Mamy, jak widać, do czynienia ze stanowiskiem jawnie idealistycznym (w sensie metafizycznym), co oczywiście nie jest jeszcze żadną filozoficzną herezją, tyle tylko, że Tuchańska, zdaje się, uważa swoją koncepcję za odpowiednią teoretyczną podbudowę dla nauki, w szczególności zaś dla nauk przyrodniczych. Przeformułowanie tych ostatnich w taki sposób, by uzgodnić ich założenia z idealistycznym paradygmatem nie jest zapewne rzeczą niemożliwą, ale nigdzie w publikacjach tej autorki nie znalazłem wzmianki o tym, że należałoby tego dokonać i w jaki sposób się do tego zabrać.
Tuchańska zajmuje idealistyczne stanowisko zupełnie niefrasobliwie, nieświadoma tego, jakie to pociąga konsekwencje. Zasadniczą z nich jest zaś to, że w każdej odmianie metafizycznego idealizmu zakłada się istnienie pewnego centralnego punktu odniesienia – tego, co konstytuuje byt, samo nie będąc ukonstytuowane. Może to być empiryczne ja, ja transcendentalne, Pra-ja, Duch obiektywny, czy Bóg. Tuchańska co prawda wskazuje na źródło konstytucji znaczeniowych odniesień – mają być nim „wspólnotowe praktyki”[14], ale jednocześnie twierdzi, że „Bycie-znaczeniem-dla jest […] także strukturą bycia ludzkiego oraz relacji i interakcji społecznych”[15]. A zatem owe „wspólnotowe praktyki” same są ukonstytuowane znaczeniowo – ale przez co lub kogo?
Jakąś wskazówkę może stanowić uwaga, że „konstytutywnym składnikiem interakcji społecznych […] jest wzajemne rozpoznawanie się przez jednostki”[16]. A więc, używając terminologii autorki, jednostki konstytuują nawzajem swoje bycie.

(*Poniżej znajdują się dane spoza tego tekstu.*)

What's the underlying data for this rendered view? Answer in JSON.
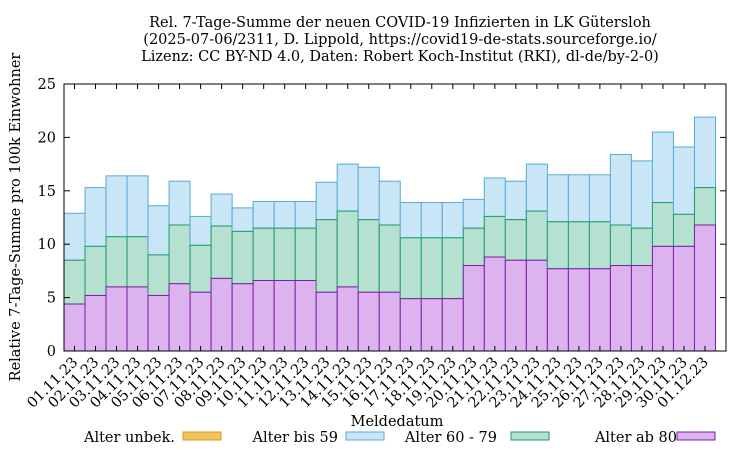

Dochodzimy tu do paradoksu: A i B, „rozpoznając się nawzajem”, np. jako przelożony i podwładny, konstytuują wzajemnie swoje „bycie-znaczeniem-dla”. Jak jednak miałoby być możliwe wzajemne konstytuowanie się znaczeń czy bytów? Oczywiście, bywają znaczenia współzależne, np. przyczyna-skutek, przodek-potomek, wnętrze-zewnętrze. Ale nikt nie powie, że znaczenia takie konstytuują się nawzajem – one są raczej współkonstytuowane (jako współzależne) przez kogoś trzeciego. Może też zdarzyć się tak, że w wyniku pewnej interakcji między dwiema osobami jedna z nich uzna się za pokonanego, a druga za zwycięzcę. Ale nadanie sobie nawzajem w tego rodzaju wypadku takich czy innych znaczeń zakłada uprzednie funkcjonowanie obu uczestników tej sytuacji jako zdolnych do przeprowadzenia takich operacji. A nie konstytuuje B jako konstytuującego A i odwrotnie.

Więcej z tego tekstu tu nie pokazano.